Board member Mendy Boggs said she skimmed The Eagle’s report on the Jenkins board meeting and saw the information contained in the final two paragraphs.
“ Didn’t really have a chance to sit down and read it completely,” said Boggs. “I was a little insulted. There was no evidence to back it up. There was just a comment and that was it. I’ve only been on the board a year, but I hadn’t heard anything about it.”
Letcher County Area Technology Center Principal Dejah Burton told the board that Jenkins students were not treated any differently than student from the county school district.
“I don’t feel that we have done any injustice at all,” said Burton.
Although Burton said she didn’t receive any complaints from Jenkins students, three students might have been dissatisfied that they were unable to take a nursing class this past school year.

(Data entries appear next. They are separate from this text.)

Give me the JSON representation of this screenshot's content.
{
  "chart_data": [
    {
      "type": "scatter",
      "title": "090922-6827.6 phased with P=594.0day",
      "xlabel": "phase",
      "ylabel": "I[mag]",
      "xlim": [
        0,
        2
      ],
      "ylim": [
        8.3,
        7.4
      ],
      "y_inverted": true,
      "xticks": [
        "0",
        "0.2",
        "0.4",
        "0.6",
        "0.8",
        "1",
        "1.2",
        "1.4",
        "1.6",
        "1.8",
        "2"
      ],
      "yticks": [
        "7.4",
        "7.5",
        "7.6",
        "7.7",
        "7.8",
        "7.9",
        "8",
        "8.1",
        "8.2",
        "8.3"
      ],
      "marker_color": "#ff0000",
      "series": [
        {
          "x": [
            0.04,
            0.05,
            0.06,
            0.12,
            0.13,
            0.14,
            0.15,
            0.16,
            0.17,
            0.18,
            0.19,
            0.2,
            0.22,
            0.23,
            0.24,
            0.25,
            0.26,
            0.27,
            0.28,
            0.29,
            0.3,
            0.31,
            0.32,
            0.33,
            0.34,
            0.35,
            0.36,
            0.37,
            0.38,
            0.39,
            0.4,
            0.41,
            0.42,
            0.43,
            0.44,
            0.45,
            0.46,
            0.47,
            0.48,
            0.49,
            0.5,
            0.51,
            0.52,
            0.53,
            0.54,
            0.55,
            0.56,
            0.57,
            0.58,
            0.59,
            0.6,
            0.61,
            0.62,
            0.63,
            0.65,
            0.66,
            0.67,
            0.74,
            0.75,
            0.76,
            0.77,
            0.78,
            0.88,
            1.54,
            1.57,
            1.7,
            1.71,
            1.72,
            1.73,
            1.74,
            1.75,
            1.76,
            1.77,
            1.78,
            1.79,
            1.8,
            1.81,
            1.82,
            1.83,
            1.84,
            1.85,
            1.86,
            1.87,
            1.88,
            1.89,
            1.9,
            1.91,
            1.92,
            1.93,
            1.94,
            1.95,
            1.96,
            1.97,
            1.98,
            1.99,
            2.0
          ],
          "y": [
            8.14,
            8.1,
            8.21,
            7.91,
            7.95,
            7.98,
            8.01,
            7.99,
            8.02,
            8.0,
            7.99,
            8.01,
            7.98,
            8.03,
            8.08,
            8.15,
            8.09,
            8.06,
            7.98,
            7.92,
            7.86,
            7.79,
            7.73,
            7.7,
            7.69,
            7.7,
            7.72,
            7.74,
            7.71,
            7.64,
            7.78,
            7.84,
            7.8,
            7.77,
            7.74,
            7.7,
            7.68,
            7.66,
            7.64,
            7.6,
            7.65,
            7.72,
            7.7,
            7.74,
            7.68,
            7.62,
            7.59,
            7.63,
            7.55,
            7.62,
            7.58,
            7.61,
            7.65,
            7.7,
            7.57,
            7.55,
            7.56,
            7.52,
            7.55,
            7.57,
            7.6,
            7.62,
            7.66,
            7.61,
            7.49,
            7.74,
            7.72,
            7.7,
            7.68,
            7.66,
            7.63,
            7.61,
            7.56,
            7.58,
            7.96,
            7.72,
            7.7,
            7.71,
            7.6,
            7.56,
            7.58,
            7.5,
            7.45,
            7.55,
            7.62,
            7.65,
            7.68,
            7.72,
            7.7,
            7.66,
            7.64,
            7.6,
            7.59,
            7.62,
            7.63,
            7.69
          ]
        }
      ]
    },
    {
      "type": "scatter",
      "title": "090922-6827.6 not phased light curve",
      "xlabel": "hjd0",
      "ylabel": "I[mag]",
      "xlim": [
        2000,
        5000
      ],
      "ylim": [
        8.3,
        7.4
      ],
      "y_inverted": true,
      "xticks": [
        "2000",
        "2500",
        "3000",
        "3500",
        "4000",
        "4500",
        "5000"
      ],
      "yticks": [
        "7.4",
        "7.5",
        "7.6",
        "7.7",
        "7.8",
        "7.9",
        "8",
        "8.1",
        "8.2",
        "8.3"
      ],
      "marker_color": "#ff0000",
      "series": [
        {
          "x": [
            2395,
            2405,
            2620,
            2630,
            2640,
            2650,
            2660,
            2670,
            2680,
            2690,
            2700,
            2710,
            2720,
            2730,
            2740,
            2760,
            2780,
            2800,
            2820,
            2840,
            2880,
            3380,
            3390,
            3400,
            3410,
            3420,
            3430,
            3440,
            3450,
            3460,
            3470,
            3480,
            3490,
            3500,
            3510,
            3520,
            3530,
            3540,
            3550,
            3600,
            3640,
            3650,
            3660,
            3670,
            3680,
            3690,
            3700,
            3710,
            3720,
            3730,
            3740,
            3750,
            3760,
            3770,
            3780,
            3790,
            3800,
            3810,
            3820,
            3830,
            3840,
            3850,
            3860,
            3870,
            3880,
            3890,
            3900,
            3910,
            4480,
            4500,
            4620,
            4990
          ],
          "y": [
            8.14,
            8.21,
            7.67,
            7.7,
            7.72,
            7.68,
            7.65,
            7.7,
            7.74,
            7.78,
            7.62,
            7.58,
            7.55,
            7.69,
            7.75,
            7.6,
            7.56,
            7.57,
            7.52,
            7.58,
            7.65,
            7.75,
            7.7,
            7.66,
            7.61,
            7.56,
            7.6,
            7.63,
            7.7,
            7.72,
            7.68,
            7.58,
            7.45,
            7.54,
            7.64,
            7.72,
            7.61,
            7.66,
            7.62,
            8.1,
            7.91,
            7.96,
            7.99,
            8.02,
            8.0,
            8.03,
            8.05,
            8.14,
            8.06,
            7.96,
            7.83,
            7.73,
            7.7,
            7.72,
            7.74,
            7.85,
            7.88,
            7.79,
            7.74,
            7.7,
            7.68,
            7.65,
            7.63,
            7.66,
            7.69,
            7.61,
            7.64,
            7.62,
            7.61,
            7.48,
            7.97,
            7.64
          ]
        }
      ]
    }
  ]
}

Letcher schools began the 2013–14 school year a few days before Jenkins and, Burton said, the nursing class had already been filled by the time the Jenkins students signed up for classes. Three juniors wanted to enroll in nursing and Burton said she told them that she would make sure they were enrolled in the class for their senior year.
Burton told the Letcher board at Monday night’s meeting that she did have difficulty communicating with the Jenkins district.
“I’ve always tried to have communications with them and couldn’t get them to,” said Burton. “I’ve sent emails that never get replies. I’ve called. (We couldn’t) get them to give me any information. We never knew when they were coming or if they were staying there for a test.”
Most Jenkins students who took a class at the Letcher vocational school enrolled in the electricity class, Burton said.
“All of them enjoyed it immensely. They really liked the class,” said Burton.
Burton said she also read about the Jenkins board’s decision in The Eagle.
“They never came to me with anything about it,” said Burton. “I just read about it myself.”